| خلاصه مقاله | Aim/Introduction: Detection of possible malignant involvement
by radionuclide scan according to a patient’s clinical symptoms,
laboratory biomarkers, or occasionally even without them
Materials and Methods: A 77-year-old man with a history of
multinodular goiter operated (total thyroidectomy) one year ago.

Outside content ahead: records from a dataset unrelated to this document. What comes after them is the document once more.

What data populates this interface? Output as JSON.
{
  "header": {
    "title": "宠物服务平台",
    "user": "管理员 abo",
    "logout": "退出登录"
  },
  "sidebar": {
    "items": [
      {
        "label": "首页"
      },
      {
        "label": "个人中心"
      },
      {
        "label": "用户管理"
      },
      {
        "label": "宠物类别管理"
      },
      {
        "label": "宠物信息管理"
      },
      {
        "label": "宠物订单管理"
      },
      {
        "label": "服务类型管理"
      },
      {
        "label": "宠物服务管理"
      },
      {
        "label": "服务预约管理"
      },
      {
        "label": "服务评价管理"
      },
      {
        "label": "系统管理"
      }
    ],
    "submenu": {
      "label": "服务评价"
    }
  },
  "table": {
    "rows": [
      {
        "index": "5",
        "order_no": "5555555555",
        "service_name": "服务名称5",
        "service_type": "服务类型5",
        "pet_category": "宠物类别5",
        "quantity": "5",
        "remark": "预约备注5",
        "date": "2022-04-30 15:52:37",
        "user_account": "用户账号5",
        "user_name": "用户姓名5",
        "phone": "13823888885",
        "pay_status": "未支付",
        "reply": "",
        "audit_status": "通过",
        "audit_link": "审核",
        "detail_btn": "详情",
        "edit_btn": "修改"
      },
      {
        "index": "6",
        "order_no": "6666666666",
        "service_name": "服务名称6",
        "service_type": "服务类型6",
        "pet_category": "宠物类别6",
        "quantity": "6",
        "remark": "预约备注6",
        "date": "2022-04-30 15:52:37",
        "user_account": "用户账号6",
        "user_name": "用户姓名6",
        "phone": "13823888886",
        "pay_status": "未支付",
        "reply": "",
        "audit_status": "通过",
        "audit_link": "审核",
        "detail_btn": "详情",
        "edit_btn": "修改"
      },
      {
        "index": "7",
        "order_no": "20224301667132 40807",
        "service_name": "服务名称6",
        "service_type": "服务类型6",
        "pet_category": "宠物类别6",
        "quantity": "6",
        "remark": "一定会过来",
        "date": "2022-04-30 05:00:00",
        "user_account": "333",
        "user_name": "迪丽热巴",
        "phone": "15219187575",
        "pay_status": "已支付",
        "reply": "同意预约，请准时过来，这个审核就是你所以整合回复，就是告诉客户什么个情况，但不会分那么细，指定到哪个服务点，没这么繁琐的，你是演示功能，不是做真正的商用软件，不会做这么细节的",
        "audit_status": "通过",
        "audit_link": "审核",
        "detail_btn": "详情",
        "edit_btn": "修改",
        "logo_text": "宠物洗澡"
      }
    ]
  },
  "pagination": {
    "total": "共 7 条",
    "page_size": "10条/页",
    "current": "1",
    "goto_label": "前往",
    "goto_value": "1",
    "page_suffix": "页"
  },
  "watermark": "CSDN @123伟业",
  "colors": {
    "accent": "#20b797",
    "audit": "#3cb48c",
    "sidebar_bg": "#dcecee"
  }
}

The pathology report was benign goiter, but when he was referred
to the endocrinologist for periodic management of the disease,
his physician accidently noticed an increase in the serum alkaline
phosphatase level (ALP=536, normal range =44-147 IU/L). The
patient’s other tests were as follows (Ur = 49, Cr = 2.3, Ph = 3.8, Ca
= 8.9). It is important to note that the patient did not mention any
obvious bone pain. Whole body bone scan was requested by the
attending physician for further evaluation of the patient. After an
intravenous injection of 630 MBq of 99mTc-MDP, the whole body
scan was performed three hours later in poster, anterior, and some
spot views. Results: Several osteoblastic lesions were observed
and reported at the regions of the Post. skull, Rt. lateral upper ribs,
and Lt. ischium, suggesting metastatic involvement. Then the
spiral chest CT was requested and showed a suspicious lesion in
the superior segment of the right lung. During the evaluation by
an interventional radiologist, a CT-guided biopsy was performed,
and pulmonary carcinoma was diagnosed by the pathologist.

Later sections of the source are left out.